Camilo y el Vasco no eran más que dos pibes que habían encontrado el arca perdida, no eran más que dos bicivoladores a favor del peronismo renovador.
Camilo y el Vasco escuchaban y los fuegos se encendían en su interior y querían salir ya, en ese momento, montar a la bicicleta y recorrer el barrio, casa por casa, para explicarles a los vecinos, a todos y cada uno de ellos, que se venía un nuevo país de la mano de Cafiero, con pan, techo y trabajo, con cultura y educación. Se subían a las bicis y pregonaban la buena nueva, trataban de advertir sobre los peligros que se engendraban con el otro candidato peronista, ese impresentable caudillo riojano, que quería volver a una Argentina que había que dejar atrás. Se comían algún bizcochito de grasa, algún pedazo de galleta que les convidaban los vecinos, besaban a todos y se subían otra vez a las bicis a seguir predicando la biblia peronista como testigos de Jehová a pedal. Y los vecinos les gritaban “Cafiero” cuando los veían pedalear por las calles del barrio.

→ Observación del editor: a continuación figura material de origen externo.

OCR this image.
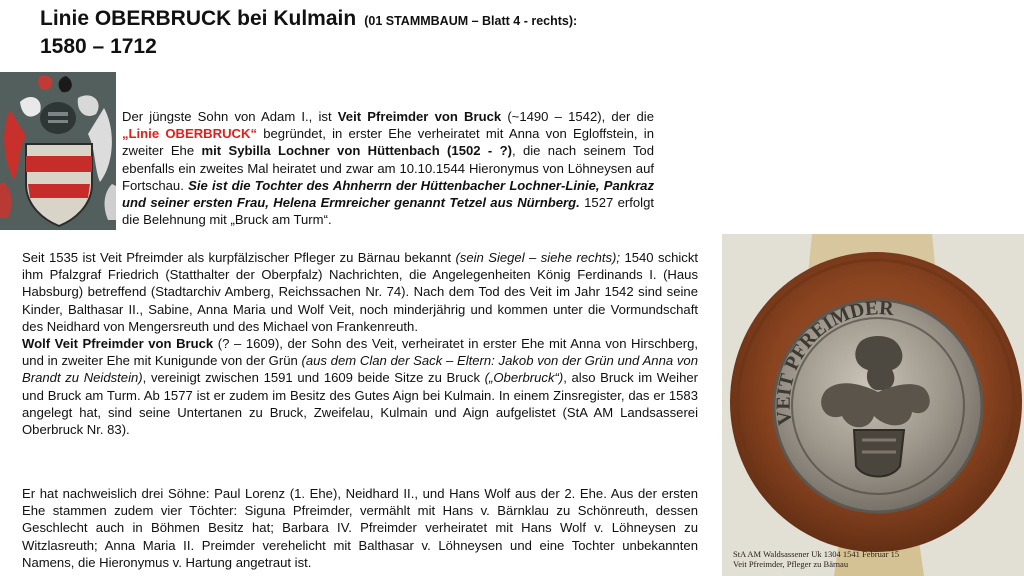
Linie OBERBRUCK bei Kulmain (01 STAMMBAUM – Blatt 4 - rechts):
1580 – 1712
Der jüngste Sohn von Adam I., ist Veit Pfreimder von Bruck (~1490 – 1542), der die „Linie OBERBRUCK“ begründet, in erster Ehe verheiratet mit Anna von Egloffstein, in zweiter Ehe mit Sybilla Lochner von Hüttenbach (1502 - ?), die nach seinem Tod ebenfalls ein zweites Mal heiratet und zwar am 10.10.1544 Hieronymus von Löhneysen auf Fortschau. Sie ist die Tochter des Ahnherrn der Hüttenbacher Lochner-Linie, Pankraz und seiner ersten Frau, Helena Ermreicher genannt Tetzel aus Nürnberg. 1527 erfolgt die Belehnung mit „Bruck am Turm“.
Seit 1535 ist Veit Pfreimder als kurpfälzischer Pfleger zu Bärnau bekannt (sein Siegel – siehe rechts); 1540 schickt ihm Pfalzgraf Friedrich (Statthalter der Oberpfalz) Nachrichten, die Angelegenheiten König Ferdinands I. (Haus Habsburg) betreffend (Stadtarchiv Amberg, Reichssachen Nr. 74). Nach dem Tod des Veit im Jahr 1542 sind seine Kinder, Balthasar II., Sabine, Anna Maria und Wolf Veit, noch minderjährig und kommen unter die Vormundschaft des Neidhard von Mengersreuth und des Michael von Frankenreuth.
Wolf Veit Pfreimder von Bruck (? – 1609), der Sohn des Veit, verheiratet in erster Ehe mit Anna von Hirschberg, und in zweiter Ehe mit Kunigunde von der Grün (aus dem Clan der Sack – Eltern: Jakob von der Grün und Anna von Brandt zu Neidstein), vereinigt zwischen 1591 und 1609 beide Sitze zu Bruck („Oberbruck“), also Bruck im Weiher und Bruck am Turm. Ab 1577 ist er zudem im Besitz des Gutes Aign bei Kulmain. In einem Zinsregister, das er 1583 angelegt hat, sind seine Untertanen zu Bruck, Zweifelau, Kulmain und Aign aufgelistet (StA AM Landsasserei Oberbruck Nr. 83).
Er hat nachweislich drei Söhne: Paul Lorenz (1. Ehe), Neidhard II., und Hans Wolf aus der 2. Ehe. Aus der ersten Ehe stammen zudem vier Töchter: Siguna Pfreimder, vermählt mit Hans v. Bärnklau zu Schönreuth, dessen Geschlecht auch in Böhmen Besitz hat; Barbara IV. Pfreimder verheiratet mit Hans Wolf v. Löhneysen zu Witzlasreuth; Anna Maria II. Preimder verehelicht mit Balthasar v. Löhneysen und eine Tochter unbekannten Namens, die Hieronymus v. Hartung angetraut ist.
VEIT PFREIMDER
StA AM Waldsassener Uk 1304 1541 Februar 15
Veit Pfreimder, Pfleger zu Bärnau
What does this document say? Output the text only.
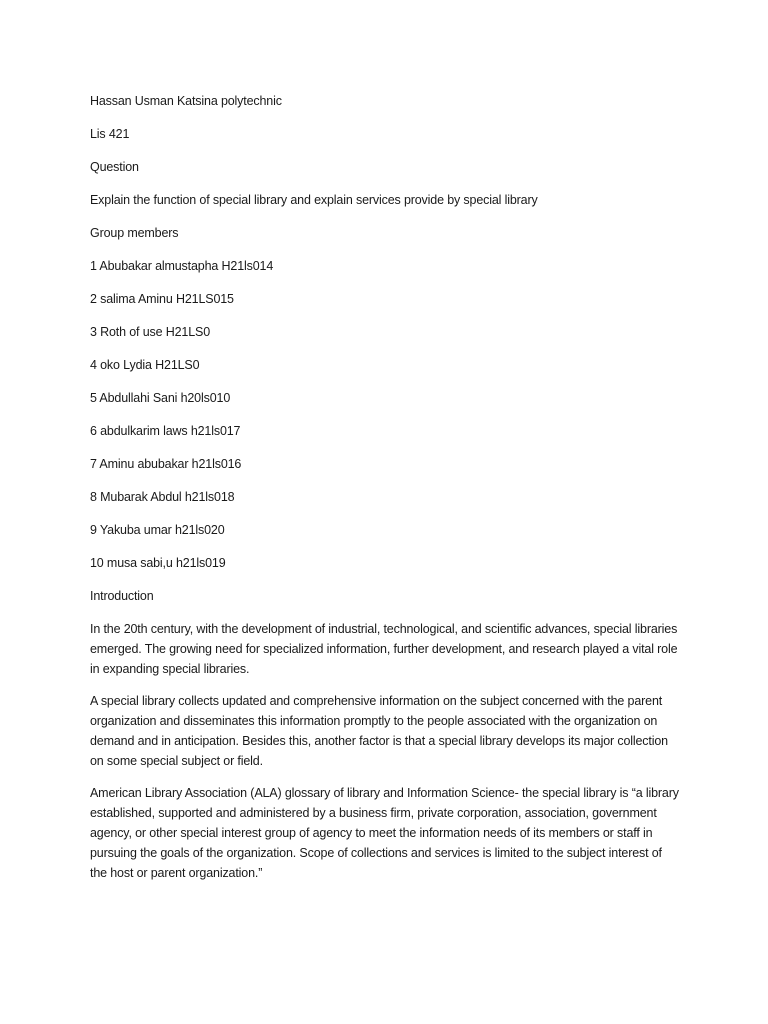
Hassan Usman Katsina polytechnic
Lis 421
Question
Explain the function of special library and explain services provide by special library
Group members
1 Abubakar almustapha H21ls014
2 salima Aminu H21LS015
3 Roth of use H21LS0
4 oko Lydia H21LS0
5 Abdullahi Sani h20ls010
6 abdulkarim laws h21ls017
7 Aminu abubakar h21ls016
8 Mubarak Abdul h21ls018
9 Yakuba umar h21ls020
10 musa sabi,u h21ls019
Introduction

In the 20th century, with the development of industrial, technological, and scientific advances, special libraries emerged. The growing need for specialized information, further development, and research played a vital role in expanding special libraries.

A special library collects updated and comprehensive information on the subject concerned with the parent organization and disseminates this information promptly to the people associated with the organization on demand and in anticipation. Besides this, another factor is that a special library develops its major collection on some special subject or field.

American Library Association (ALA) glossary of library and Information Science- the special library is “a library established, supported and administered by a business firm, private corporation, association, government agency, or other special interest group of agency to meet the information needs of its members or staff in pursuing the goals of the organization. Scope of collections and services is limited to the subject interest of the host or parent organization.”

Estaban seguros, convencidos, comprometidos. Cafiero tenía que ser el próximo presidente, tenía que ganar la interna peronista y, luego, la elección general. Era el mejor. Era el futuro. Era la renovación. Había ganado las elecciones en la provincia más grande del país y había recuperado las esperanzas para el justicialismo.
Y ahí estaban, Camilo y el Vasco, hablando con los vecinos sobre el nuevo país que se venía de la mano de don Antonio. Todos querían un país serio, con un presidente en serio, con planes de largo plazo, con participación popular, con justicia social, con trabajo para todos. Y el que podía garantizarlo era Cafiero. Era el hombre que había ayudado a Alfonsín cuando los militares de las caras pintadas habían tomado Campo de Mayo, pero que también había sido muy crítico del presidente por los precios por las nubes, por el deterioro de los salarios, por las deudas pendientes de la democracia, con tanta gente sin casa, sin agua potable, sin cloacas, sin asfalto. Había que generar trabajo, crear empresas de verdad, generar desarrollo, tenemos que volver a ser uno de los diez mejores países del mundo, podemos volver a estar ahí en poco tiempo, las posibilidades están, solo hay que saber organizarnos, repetían usando las palabras del tío Julio.
Y los vecinos les respondían: la deuda externa sigue creciendo y los precios no paran de subir, y los salarios no suben de la misma forma, qué cara están la carne, la leche y el pan, y este señor se pelea con todos, con Bilardo, con el FMI, con la gente del campo, con todos. Todos decían que sí, que había que votar a Cafiero. Y les preguntaban qué sabían de esas cosas, si eran dos nenes todavía, seguro que los mandaron el papá o el tío. Y ellos respondían que no, que estaban seguros de que Cafiero era el mejor, que lo habían escuchado en la tele, que habían estado dos veces antes de que fuera gobernador, que Cafiero los había saludado y les había acariciado la cabeza. Y los vecinos se reían y les preguntaban si querían tomar algo antes de agarrar las bicis y ponerse otra vez a levantar tierra por el barrio.
Camilo y el Vasco no eran más que dos pibes que habían encontrado el arca perdida, no eran más que dos bicivoladores a favor del peronismo renovador.